I finally complained to my mom, who said that when we are at my grandma’s house, she gets the heat to her liking. I also realized that when she visited us at our house in the winter, the thermostat was still set to 74 degrees. I asked my mom why grandma gets to do this at our house as well. She explained that grandma was our guest and gets to do whatever she wanted as a guest, which I found frustrating.

My grandmother also did this in the summer, setting the AC to 68 degrees; I was now freezing. And it made me wonder why 68 was too cold for the winter, and 74 was too hot for the summer. But I caught myself doing this very thing recently in our Hondo. I fanaticized recently at how happy I would be if the Hondo in the winter could be as hot as it is in the summer and if the Hondo could be as cold in the summer as it is in the winter. At that moment, I had become my grandmother, always wanting things to be different and not in a consistent way.
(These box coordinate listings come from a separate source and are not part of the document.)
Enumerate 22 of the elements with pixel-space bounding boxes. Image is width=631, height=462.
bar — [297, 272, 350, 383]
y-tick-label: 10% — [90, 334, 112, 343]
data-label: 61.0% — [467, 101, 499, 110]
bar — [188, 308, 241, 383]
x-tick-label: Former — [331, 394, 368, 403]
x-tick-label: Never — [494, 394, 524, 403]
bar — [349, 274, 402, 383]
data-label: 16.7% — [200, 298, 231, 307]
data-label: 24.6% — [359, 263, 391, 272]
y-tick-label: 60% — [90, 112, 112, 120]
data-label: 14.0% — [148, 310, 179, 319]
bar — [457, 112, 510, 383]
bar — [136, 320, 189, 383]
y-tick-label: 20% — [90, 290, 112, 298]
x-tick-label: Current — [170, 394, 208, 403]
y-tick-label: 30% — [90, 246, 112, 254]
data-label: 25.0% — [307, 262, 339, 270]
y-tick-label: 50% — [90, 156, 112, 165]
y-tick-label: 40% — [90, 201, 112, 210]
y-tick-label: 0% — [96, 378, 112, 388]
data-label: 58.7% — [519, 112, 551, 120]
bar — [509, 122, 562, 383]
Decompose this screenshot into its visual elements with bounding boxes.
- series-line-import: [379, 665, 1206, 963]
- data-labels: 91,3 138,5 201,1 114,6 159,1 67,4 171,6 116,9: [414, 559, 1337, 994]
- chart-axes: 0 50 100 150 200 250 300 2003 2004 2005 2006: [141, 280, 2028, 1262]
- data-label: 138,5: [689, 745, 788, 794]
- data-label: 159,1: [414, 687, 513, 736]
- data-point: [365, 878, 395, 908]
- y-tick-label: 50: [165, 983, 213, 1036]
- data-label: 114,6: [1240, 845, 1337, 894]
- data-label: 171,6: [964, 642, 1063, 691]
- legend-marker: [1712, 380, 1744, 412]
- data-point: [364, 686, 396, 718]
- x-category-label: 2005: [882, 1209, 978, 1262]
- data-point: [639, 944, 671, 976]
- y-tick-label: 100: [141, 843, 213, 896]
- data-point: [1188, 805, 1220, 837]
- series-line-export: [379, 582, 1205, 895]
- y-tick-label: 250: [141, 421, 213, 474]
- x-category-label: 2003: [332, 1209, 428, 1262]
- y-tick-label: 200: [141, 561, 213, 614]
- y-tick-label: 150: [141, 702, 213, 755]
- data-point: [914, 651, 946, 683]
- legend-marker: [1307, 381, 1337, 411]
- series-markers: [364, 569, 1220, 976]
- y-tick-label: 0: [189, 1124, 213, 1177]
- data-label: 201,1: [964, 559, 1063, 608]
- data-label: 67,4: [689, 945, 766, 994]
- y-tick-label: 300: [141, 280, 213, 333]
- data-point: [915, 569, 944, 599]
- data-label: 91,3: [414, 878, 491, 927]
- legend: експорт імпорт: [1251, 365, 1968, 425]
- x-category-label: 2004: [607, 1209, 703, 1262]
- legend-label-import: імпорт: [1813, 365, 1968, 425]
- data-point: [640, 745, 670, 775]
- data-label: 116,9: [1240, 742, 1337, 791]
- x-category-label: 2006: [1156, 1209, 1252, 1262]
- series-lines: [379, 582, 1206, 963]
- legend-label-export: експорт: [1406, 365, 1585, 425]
My family often teases me because all summer long, I say that I can’t believe how hot it is, and then in the winter, I say I can’t believe how cold it is. In the summer, I yearn for the winter, and in the winter, I eagerly anticipate the return of summer. I am always living in the future, not happy or appreciating how things are now. 

How funny it is that my ideal temperature is also based on skewed thoughts and feelings. I love 68 in the summer but not in the winter, and I love 74 in the winter but avoid it in the summer. But this is our reality. We mistake our opinions and preferences for facts and objective truth. This insight into our foolishness helps us become more flexible and less dogmatic. Our minds become more supple and gentle. As Dennis Hirota explains,

“[Using] Shinran’s metaphor, the light of Amida’s wisdom-compassion illuminates and pervades human existence ‘unhindered’ by blind passions. Further, Shinran emphasizes the transformative power in the Thirty-third Vow, which states that beings touched by Amida’s light ‘become supple and gentle in body and mind’” (CWS I: 117).

This experience also helped me realize that I am just like everyone else. We are all foolish, ordinary beings every day. Realizing our foolishness is a precious gift. It humbles us and opens us up to new experiences and insights. We can embrace everyone as they are. We are all now part of the same family, regardless of the weather or the temperature. We can now always live in the spring and fall of our lives, where every day is the best day to listen to the Dharma.